The kind of willingness to learn I am describing here is mostly unobservable and unknowable to me. I cannot assess it, quantify it, or otherwise grade you on it. But I know that students who bring this willingness will usually manifest other, observable behaviors: attendance, participation, engaged and respectful attitudes toward colleagues and me, energy and respect. It does not ALWAYS look like that: some of the students whose willingness is deepest say the least in class, and there are many ways of learning that I seek to respect and nurture. But generally, I’ll know it, in the ways I need to in order to teach well.
If I don’t know how you’re engaging, I may ask you. If I see evidence that you have missed something important, I may point it out to you. I may suggest a different way for you to use your language, or draw your attention to something I think you need to attend to more. If I do that, please know that I am doing what I was brought to this institution to do; if I ever do it in a way that discomforts you, I am happy to hear and discuss that. But I also understand that some of what we need to learn is uncomfortable, and that there is no way to learn it without being put out into the cold, so to speak, until we grow into other ways to be. I will not shirk from that part of the work — though a considerable part of both of us might want to — because I want to be the best teacher that I can possibly be. You deserve no less.
So before our time together starts, please understand that we’re not signing a contract here. We are not about to have a predictable, measurable value exchange. We can’t know what each other are bringing to the table thoroughly enough to call it that. Even though things of great value are about to be put into play. Our energy and our time, yes — but also our trust, our sense of what is of most worth and what is most sacred: ourselves.
It is perhaps better to say that we’re about to embark upon a shared journey, and I’ve been asked and trusted to guide you on it the absolute best I can. You’re on the journey too, and have a responsibility to shape what we do together, where to go. I have done my best here to outline what I think that usually looks like. I may have missed or misstated something; I am still learning how best to guide such journeys, and hope to for the rest of my life.
Thank you for joining me.
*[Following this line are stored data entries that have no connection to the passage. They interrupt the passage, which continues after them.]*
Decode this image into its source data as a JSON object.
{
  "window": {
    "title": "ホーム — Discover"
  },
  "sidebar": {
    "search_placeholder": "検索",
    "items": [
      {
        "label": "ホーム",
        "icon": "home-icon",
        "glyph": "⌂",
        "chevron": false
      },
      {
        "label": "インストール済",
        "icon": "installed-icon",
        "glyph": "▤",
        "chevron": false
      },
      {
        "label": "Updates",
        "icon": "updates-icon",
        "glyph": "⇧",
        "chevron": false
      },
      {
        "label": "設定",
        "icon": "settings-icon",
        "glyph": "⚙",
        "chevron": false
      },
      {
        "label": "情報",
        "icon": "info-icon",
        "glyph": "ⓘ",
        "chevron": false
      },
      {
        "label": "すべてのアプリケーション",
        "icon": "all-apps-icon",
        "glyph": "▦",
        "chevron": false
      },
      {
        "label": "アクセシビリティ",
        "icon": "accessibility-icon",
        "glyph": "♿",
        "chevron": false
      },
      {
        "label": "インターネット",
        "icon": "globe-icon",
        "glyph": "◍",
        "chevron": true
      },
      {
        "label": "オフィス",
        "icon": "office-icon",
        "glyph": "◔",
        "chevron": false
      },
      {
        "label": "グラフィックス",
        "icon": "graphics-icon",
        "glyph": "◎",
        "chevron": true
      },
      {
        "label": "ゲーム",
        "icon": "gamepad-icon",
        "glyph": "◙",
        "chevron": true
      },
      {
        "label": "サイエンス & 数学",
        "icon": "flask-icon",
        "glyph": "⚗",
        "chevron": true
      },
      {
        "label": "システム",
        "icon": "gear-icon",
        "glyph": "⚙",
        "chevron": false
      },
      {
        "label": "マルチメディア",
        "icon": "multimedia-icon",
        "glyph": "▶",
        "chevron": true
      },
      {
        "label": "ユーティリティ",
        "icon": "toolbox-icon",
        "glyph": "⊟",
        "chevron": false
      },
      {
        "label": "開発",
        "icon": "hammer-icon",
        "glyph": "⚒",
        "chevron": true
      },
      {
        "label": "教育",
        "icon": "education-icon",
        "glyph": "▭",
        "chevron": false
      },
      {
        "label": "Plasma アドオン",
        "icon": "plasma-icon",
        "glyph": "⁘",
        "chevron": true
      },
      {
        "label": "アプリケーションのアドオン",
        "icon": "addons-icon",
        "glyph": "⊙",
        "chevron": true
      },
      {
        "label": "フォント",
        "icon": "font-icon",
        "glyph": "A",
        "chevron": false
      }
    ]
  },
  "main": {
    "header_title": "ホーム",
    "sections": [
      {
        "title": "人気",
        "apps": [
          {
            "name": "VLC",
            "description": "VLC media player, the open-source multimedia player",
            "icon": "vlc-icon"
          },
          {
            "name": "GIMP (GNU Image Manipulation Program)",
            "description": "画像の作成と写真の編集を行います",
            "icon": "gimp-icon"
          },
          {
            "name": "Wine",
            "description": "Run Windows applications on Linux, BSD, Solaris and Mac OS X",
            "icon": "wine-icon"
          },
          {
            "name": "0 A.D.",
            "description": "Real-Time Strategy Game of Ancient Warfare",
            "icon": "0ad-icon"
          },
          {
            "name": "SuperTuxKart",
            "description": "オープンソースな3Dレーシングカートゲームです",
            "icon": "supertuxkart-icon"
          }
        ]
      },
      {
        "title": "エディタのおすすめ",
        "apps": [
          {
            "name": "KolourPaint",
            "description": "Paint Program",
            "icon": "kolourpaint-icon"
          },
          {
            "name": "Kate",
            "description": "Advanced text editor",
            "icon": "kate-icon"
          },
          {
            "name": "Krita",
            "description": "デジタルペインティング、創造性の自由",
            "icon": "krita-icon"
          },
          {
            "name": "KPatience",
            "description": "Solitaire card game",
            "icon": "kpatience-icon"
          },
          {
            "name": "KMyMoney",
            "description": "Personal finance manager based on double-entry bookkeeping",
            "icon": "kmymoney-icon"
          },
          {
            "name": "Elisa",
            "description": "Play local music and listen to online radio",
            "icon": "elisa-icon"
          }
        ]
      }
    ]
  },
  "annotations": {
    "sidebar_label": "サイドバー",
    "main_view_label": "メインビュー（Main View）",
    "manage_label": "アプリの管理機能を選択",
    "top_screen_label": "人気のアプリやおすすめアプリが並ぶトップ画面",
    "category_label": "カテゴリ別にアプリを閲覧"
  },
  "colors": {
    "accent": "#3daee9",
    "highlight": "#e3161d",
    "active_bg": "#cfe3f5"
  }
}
I will do my best to be worthy of your trust, and your investment in learning and expanding yourself. I invite you to bring all you are to this work as well, so you may be similarly improved and, perhaps, transformed.
*This is one of the reasons that efforts by hospitals and insurance companies to quantify the effectiveness of doctors in the mortality rates of their patients has been so roundly rejected by the powerful associations of physicians that speak with one voice for them. It is also one of the reasons why the similar drive to talk about teachers’ effectiveness in terms of their student’s test scores is misplaced and harmful. Though note that the change to what a teacher’s “value-added” is has been almost completely accomplished, which says much about the relative power of teacher and doctors in the world to shape the realities of their work.